Effective C# 原則6:區別實值型別資料和參考型別資料

來源:互聯網
上載者:User

Effective C# 原則6:區別實值型別資料和參考型別資料
Item 6: Distinguish Between Value Types and Reference Types

實值型別資料還是參考型別資料?結構還是類?什麼你須要使用它們呢?這不是C++,你可以把所有類型都定義為實值型別,並為它們做一個引用。這也不是Java,所有的類型都是實值型別。你在建立每個類型執行個體時,你必須決定它們以什麼樣的形式存在。

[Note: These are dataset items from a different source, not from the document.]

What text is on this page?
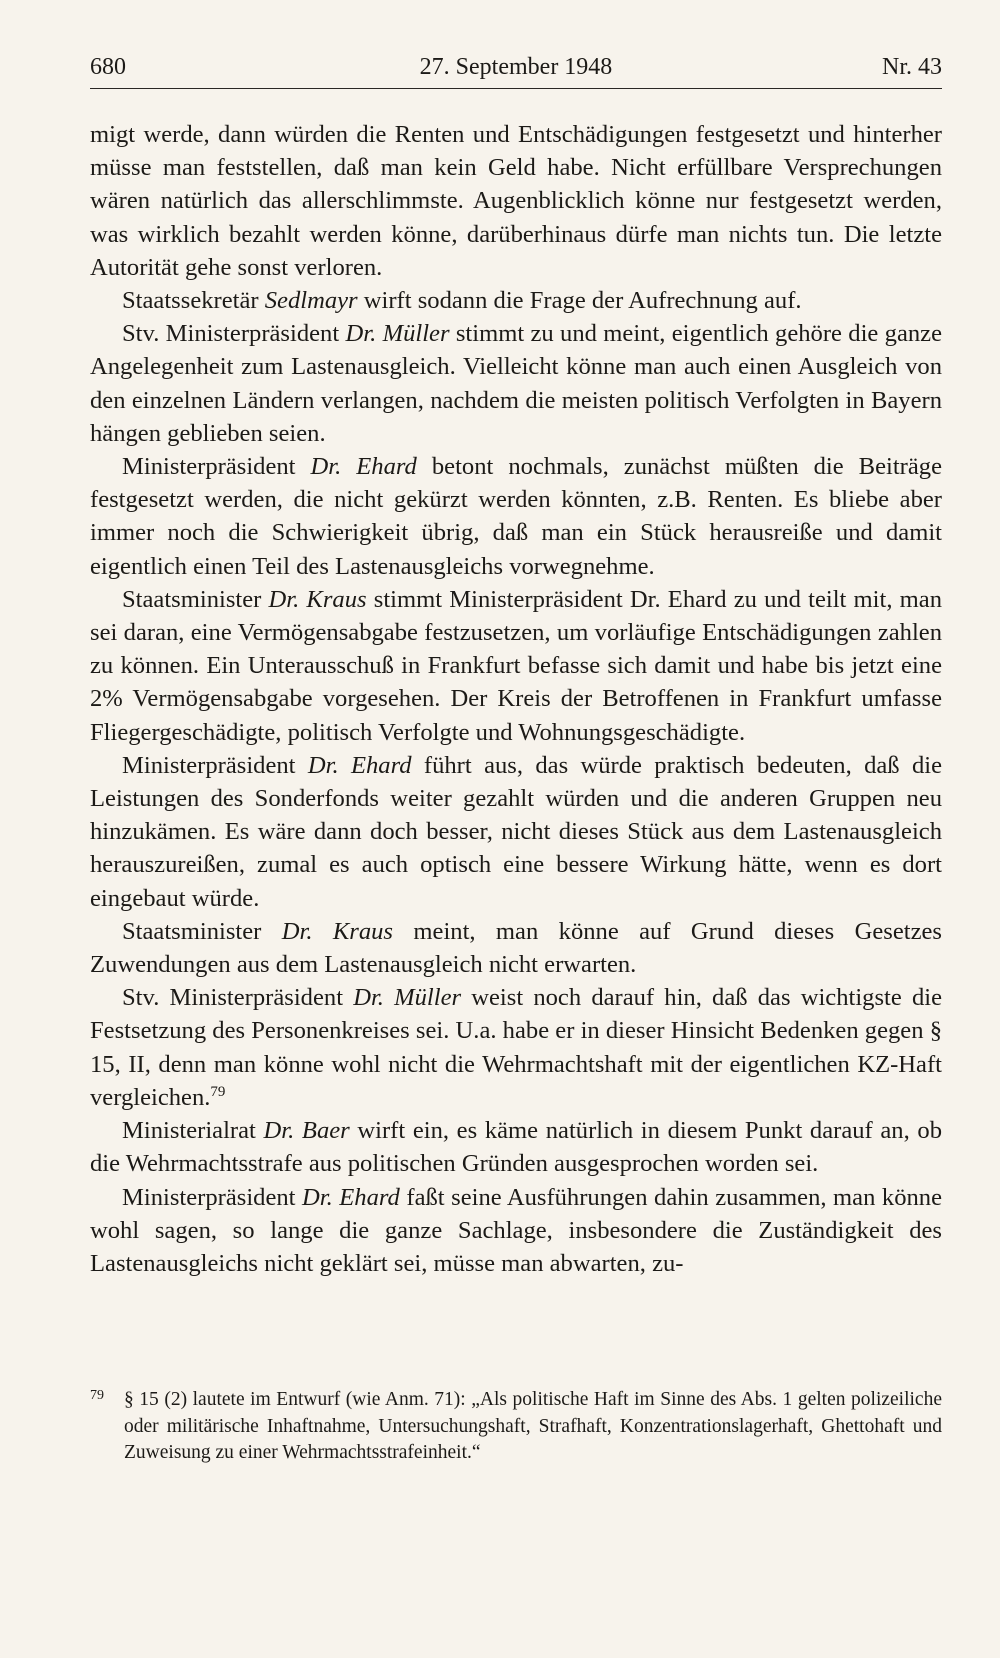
680	27. September 1948	Nr. 43

migt werde, dann würden die Renten und Entschädigungen festgesetzt und hinterher müsse man feststellen, daß man kein Geld habe. Nicht erfüllbare Versprechungen wären natürlich das allerschlimmste. Augenblicklich könne nur festgesetzt werden, was wirklich bezahlt werden könne, darüberhinaus dürfe man nichts tun. Die letzte Autorität gehe sonst verloren.

Staatssekretär Sedlmayr wirft sodann die Frage der Aufrechnung auf.

Stv. Ministerpräsident Dr. Müller stimmt zu und meint, eigentlich gehöre die ganze Angelegenheit zum Lastenausgleich. Vielleicht könne man auch einen Ausgleich von den einzelnen Ländern verlangen, nachdem die meisten politisch Verfolgten in Bayern hängen geblieben seien.

Ministerpräsident Dr. Ehard betont nochmals, zunächst müßten die Beiträge festgesetzt werden, die nicht gekürzt werden könnten, z.B. Renten. Es bliebe aber immer noch die Schwierigkeit übrig, daß man ein Stück herausreiße und damit eigentlich einen Teil des Lastenausgleichs vorwegnehme.

Staatsminister Dr. Kraus stimmt Ministerpräsident Dr. Ehard zu und teilt mit, man sei daran, eine Vermögensabgabe festzusetzen, um vorläufige Entschädigungen zahlen zu können. Ein Unterausschuß in Frankfurt befasse sich damit und habe bis jetzt eine 2% Vermögensabgabe vorgesehen. Der Kreis der Betroffenen in Frankfurt umfasse Fliegergeschädigte, politisch Verfolgte und Wohnungsgeschädigte.

Ministerpräsident Dr. Ehard führt aus, das würde praktisch bedeuten, daß die Leistungen des Sonderfonds weiter gezahlt würden und die anderen Gruppen neu hinzukämen. Es wäre dann doch besser, nicht dieses Stück aus dem Lastenausgleich herauszureißen, zumal es auch optisch eine bessere Wirkung hätte, wenn es dort eingebaut würde.

Staatsminister Dr. Kraus meint, man könne auf Grund dieses Gesetzes Zuwendungen aus dem Lastenausgleich nicht erwarten.

Stv. Ministerpräsident Dr. Müller weist noch darauf hin, daß das wichtigste die Festsetzung des Personenkreises sei. U.a. habe er in dieser Hinsicht Bedenken gegen § 15, II, denn man könne wohl nicht die Wehrmachtshaft mit der eigentlichen KZ-Haft vergleichen.$^{79}$

Ministerialrat Dr. Baer wirft ein, es käme natürlich in diesem Punkt darauf an, ob die Wehrmachtsstrafe aus politischen Gründen ausgesprochen worden sei.

Ministerpräsident Dr. Ehard faßt seine Ausführungen dahin zusammen, man könne wohl sagen, so lange die ganze Sachlage, insbesondere die Zuständigkeit des Lastenausgleichs nicht geklärt sei, müsse man abwarten, zu-

79 § 15 (2) lautete im Entwurf (wie Anm. 71): „Als politische Haft im Sinne des Abs. 1 gelten polizeiliche oder militärische Inhaftnahme, Untersuchungshaft, Strafhaft, Konzentrationslagerhaft, Ghettohaft und Zuweisung zu einer Wehrmachtsstrafeinheit.“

這是一個為了取得正確結果,必須在一開始就要面對的重要決定。(一但做也決定)你就必須一直面對這個決定給你帶來的後果,因為想在後面再對它進行改動,你就不得不在很多細小的地方強行添加很多代碼。當你設計一個類型時,選擇struct或者class是件簡單的小事情,但是,一但你的類型發生了改變,對所有使用了該類型的使用者進行更新卻要付出(比設計時)多得多的工作。

這不是一個簡單的非此及彼的選擇。正確的選擇取決於你希望你的新類型該如何使用。實值型別不具備多態性,但它們在你的應用程式對資料的存取卻是效能有佳;參考型別可以有多態性,並且你還可以在你的應用程式中為它們定義一些表現行為。考慮你期望給你的類型設計什麼樣的職能,並根據這些職能來決定設計什麼樣的類型。結構儲存資料,而類表現行為。

因為很多的常見問題在C++以及Javaj裡存在,因此.Net和C#對實值型別和參考型別的做了區分。在C++裡,所有的參數和傳回值都是以實值型別的進行傳遞的。以實值型別進行傳遞是件很有效率的事,但不得不承受這樣的問題:對象的淺拷貝(partial copying)(有時也稱為slicing object)。如果你對一個派生的對象COPY資料時,是以基類的形式進行COPY的,那麼只有基類的部分資料進行了COPY。你就直接丟失了派生對象的所有資訊。即使時使用基類的虛函數。

而Java語言呢,在放棄了實值型別資料後,或多或少有些表現吧。Javs裡,所有的使用者定義型別都是參考型別,所有的參數及返回資料都是以參考型別進行傳遞的。這一策略在(資料)一致性上有它的優勢,但在效能上卻有缺陷。讓我們面對這樣的情況,有些類型不是多態性的--它們並不須要。Java的程式員們為所有的變數準備了一個記憶體堆分配器和一個最終的記憶體回收行程。他們還須要為每個引用變數的訪問花上額外的時間,因為所有的變數都是參考型別。在C#裡,你或者用struct聲明一個實值型別資料,或者用class聲明一個參考型別資料。實值型別資料應該比較小,是輕量級的。參考型別是從你的類繼承來的。這一節將練慣用不同的方法來使用一個資料類型,以便你給掌握實值型別資料和參考型別資料之間的區別。

我們開始了,這有一個從一個方法上返回的類型:

private MyData _myData;
public MyData Foo()
{
 return _myData;
}
// call it:
MyData v = Foo();
TotalSum += v.Value;

如果MyData是一個實值型別,那麼回返值會被COPY到V中存起來。而且v是在棧記憶體上的。然而,如果MyData是一個參考型別,你就已經把一個引用匯入到了一個內部變數上。同時,
你也違犯了封裝原則(見原則23)。

或者,考慮這個變數:

private MyData _myData;
public MyData Foo()
{
 return _myData.Clone( ) as MyData;
}

// call it:
MyData v = Foo();
TotalSum += v.Value;

現在,v是未經處理資料_myData的一個COPY。做為一個參考型別,兩個對象都是在記憶體堆上建立的。你不會因為暴露內部資料而遇到麻煩。取而代之的是你會在堆上建立了一個額外的資料對象。如果v是局部變數,它很快會成為垃圾,而且Clone要求你在運行時做類型檢測。總而言之,這是低效的。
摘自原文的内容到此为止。